If this show has taught us anything though, it’s that being related doesn’t necessarily mean being on the same side (um, hi there, Rachel Duncan). While we want to see Sarah grapple with the emotional consequences of Felix bonding with his new, less complicated sister, we also can’t rule out her involvement as a potential spy just yet.
With “Rookie Blue” officially done, renowned Canadian director David Wellington (who has worked with “Orphan Black” co-creator John Fawcett in the past) was finally able to step behind the camera with this week’s episode. It was a mini behind-the-scenes victory for Fawcett, who has been trying to get Wellington on his set since the beginning. “We could just never get him,” Fawcett told us during filming of the season.
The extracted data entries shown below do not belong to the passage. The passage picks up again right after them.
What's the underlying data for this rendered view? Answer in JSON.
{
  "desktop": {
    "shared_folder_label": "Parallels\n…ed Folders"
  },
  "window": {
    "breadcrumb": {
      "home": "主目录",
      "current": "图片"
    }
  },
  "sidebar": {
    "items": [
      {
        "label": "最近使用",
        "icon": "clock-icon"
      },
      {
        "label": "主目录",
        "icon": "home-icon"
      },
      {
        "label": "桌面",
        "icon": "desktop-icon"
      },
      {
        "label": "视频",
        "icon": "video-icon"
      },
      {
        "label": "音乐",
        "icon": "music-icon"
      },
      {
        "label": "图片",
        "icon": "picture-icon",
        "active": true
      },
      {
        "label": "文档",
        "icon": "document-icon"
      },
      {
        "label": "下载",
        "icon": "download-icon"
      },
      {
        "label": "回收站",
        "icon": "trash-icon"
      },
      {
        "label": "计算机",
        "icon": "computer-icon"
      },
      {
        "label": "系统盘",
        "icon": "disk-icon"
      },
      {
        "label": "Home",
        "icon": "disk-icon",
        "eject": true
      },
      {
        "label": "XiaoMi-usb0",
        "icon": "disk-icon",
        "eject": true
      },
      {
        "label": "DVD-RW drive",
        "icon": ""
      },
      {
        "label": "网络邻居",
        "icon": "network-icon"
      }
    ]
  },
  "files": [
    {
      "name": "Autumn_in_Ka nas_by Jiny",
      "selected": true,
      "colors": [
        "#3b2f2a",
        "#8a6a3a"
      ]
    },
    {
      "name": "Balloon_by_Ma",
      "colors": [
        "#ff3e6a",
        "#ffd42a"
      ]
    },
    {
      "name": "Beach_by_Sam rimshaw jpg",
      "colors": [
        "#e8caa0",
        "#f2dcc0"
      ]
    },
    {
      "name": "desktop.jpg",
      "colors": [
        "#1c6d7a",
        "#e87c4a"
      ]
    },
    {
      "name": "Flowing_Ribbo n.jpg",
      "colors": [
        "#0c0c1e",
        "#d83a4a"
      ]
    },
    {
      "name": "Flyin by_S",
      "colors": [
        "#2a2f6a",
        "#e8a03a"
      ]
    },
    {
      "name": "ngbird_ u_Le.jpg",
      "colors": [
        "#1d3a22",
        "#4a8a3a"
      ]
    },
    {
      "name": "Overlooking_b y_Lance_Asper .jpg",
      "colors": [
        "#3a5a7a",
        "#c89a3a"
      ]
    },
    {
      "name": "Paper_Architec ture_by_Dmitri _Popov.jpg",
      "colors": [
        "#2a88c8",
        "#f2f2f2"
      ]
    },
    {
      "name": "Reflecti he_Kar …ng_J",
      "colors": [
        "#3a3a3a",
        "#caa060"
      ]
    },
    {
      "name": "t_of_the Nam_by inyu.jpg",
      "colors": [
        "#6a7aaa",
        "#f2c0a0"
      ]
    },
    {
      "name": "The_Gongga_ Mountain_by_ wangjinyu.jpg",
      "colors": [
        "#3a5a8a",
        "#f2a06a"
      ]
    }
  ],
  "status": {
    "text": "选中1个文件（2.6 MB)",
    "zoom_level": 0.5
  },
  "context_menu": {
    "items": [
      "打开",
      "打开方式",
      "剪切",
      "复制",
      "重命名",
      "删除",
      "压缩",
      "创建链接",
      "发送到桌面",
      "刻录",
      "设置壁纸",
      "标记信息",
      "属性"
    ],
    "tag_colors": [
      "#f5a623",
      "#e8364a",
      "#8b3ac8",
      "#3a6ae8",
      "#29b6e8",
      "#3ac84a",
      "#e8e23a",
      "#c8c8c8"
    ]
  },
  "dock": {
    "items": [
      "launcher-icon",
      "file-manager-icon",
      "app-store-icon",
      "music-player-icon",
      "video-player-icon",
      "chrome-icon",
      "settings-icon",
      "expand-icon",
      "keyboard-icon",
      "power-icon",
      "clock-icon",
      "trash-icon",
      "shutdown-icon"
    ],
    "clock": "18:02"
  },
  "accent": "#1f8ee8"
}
Has it been mentioned that Donnie needs his own web series spinoff? Because that truly needs to happen—these past few episodes have solidified that.
This episode had the right mix of intrigue, science and character development to keep the show on track for the halfway point. The lighter moments served to keep viewers entertained with some of their favorite characters, which in turn made the heavy moments that much weightier. Whereas last season contained too much of that heavy stuff, this year “Orphan Black” continues to revel in that balance while integrating real ethical concerns from the scientific community. Add in the fact that the episode was less Sarah-centric than usual and it was a great opportunity to delve into some of the side stories and give others a chance to be useful to the plot. In the end that made the storylines seem less coincidental and a little more concrete, all while actually giving Tatiana Maslany more to do.
“Orphan Black” airs Thursdays at 10pm on BBC America and co-producer Space in Canada.